La manifestation a également mis en lumière le sentiment d’abandon ressenti par les travailleurs, qui estiment être exclus du plan de soutien accordé aux entreprises minières. « Les 18 milliards de Francs Congolais affectés aux sociétés minières, nous ne sommes pas bénéficiaires. Qu’est-ce que nous avons fait pour mériter ça ? Qu’est-ce que nous avons fait ? », s’interroge la délégation syndicale, dénonçant une forme de discrimination dans le traitement de leur dossier.

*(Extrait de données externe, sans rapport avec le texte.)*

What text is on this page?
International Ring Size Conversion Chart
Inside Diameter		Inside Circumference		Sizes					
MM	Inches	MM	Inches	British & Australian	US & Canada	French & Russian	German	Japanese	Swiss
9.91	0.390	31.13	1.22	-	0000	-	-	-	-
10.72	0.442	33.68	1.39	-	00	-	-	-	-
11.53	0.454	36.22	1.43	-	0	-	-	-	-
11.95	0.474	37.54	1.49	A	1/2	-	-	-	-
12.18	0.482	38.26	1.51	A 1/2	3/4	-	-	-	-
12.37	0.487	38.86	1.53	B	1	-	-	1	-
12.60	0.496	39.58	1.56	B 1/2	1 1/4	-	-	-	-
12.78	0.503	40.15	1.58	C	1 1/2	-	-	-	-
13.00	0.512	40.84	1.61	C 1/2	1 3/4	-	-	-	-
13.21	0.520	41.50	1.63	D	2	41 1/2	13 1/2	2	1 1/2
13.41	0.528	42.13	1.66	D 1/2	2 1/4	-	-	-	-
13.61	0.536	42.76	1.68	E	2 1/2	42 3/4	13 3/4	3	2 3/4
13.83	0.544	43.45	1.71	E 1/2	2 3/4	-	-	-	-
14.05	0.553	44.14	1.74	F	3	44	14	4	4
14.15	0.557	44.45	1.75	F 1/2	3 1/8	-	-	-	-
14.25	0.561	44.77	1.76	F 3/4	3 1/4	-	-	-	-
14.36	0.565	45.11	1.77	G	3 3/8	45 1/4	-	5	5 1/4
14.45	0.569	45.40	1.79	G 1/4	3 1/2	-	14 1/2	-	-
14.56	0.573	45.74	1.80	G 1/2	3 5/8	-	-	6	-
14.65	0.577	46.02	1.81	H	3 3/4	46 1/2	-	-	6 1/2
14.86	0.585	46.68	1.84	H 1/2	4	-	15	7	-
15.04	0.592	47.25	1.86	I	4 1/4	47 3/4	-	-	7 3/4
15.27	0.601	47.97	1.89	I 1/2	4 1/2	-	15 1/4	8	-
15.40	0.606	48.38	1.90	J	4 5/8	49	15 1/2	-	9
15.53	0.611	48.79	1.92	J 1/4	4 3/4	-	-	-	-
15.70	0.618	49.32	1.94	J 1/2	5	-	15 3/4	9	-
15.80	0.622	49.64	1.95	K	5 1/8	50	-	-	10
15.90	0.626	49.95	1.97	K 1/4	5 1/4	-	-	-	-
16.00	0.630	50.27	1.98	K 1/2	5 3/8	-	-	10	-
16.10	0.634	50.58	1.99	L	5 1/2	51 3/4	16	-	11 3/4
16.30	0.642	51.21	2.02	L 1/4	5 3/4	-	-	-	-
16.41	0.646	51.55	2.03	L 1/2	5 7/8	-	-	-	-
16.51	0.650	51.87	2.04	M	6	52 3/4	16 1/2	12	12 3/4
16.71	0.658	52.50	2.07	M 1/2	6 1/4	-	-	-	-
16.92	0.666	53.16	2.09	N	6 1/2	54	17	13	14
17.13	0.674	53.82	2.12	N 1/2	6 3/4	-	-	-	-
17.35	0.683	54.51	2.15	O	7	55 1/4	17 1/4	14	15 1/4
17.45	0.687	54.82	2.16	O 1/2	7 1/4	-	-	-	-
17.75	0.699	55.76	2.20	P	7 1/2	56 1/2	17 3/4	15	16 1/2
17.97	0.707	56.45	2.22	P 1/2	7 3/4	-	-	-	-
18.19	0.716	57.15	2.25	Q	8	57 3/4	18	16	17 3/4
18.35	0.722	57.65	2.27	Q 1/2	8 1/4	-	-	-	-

Pour le syndicat, les instructions claires du chef de l’État ne sont pas respectées sur le terrain. « Ce n’est pas l’aumône, c’est notre créance. Le chef de l’État avait donné l’ordre pour que soit déboursé chaque mois environ 2 millions de dollars pour la paie des agents. Jusqu’aujourd’hui, ça fait 6 mois que nous ne sommes pas payés », insiste Gisèle Mbanga, appelant au respect de la parole présidentielle.
Les manifestants ont notamment exprimé leur ras-le-bol devant la Primature et le ministère des Finances, deux institutions qu’ils exhortent à débloquer sans délai les fonds nécessaires au paiement des arriérés. Pour les agents de la Miba, cette lutte dépasse le simple cadre salarial : il s’agit d’un appel à la dignité et à la reconnaissance de leur contribution à l’économie nationale.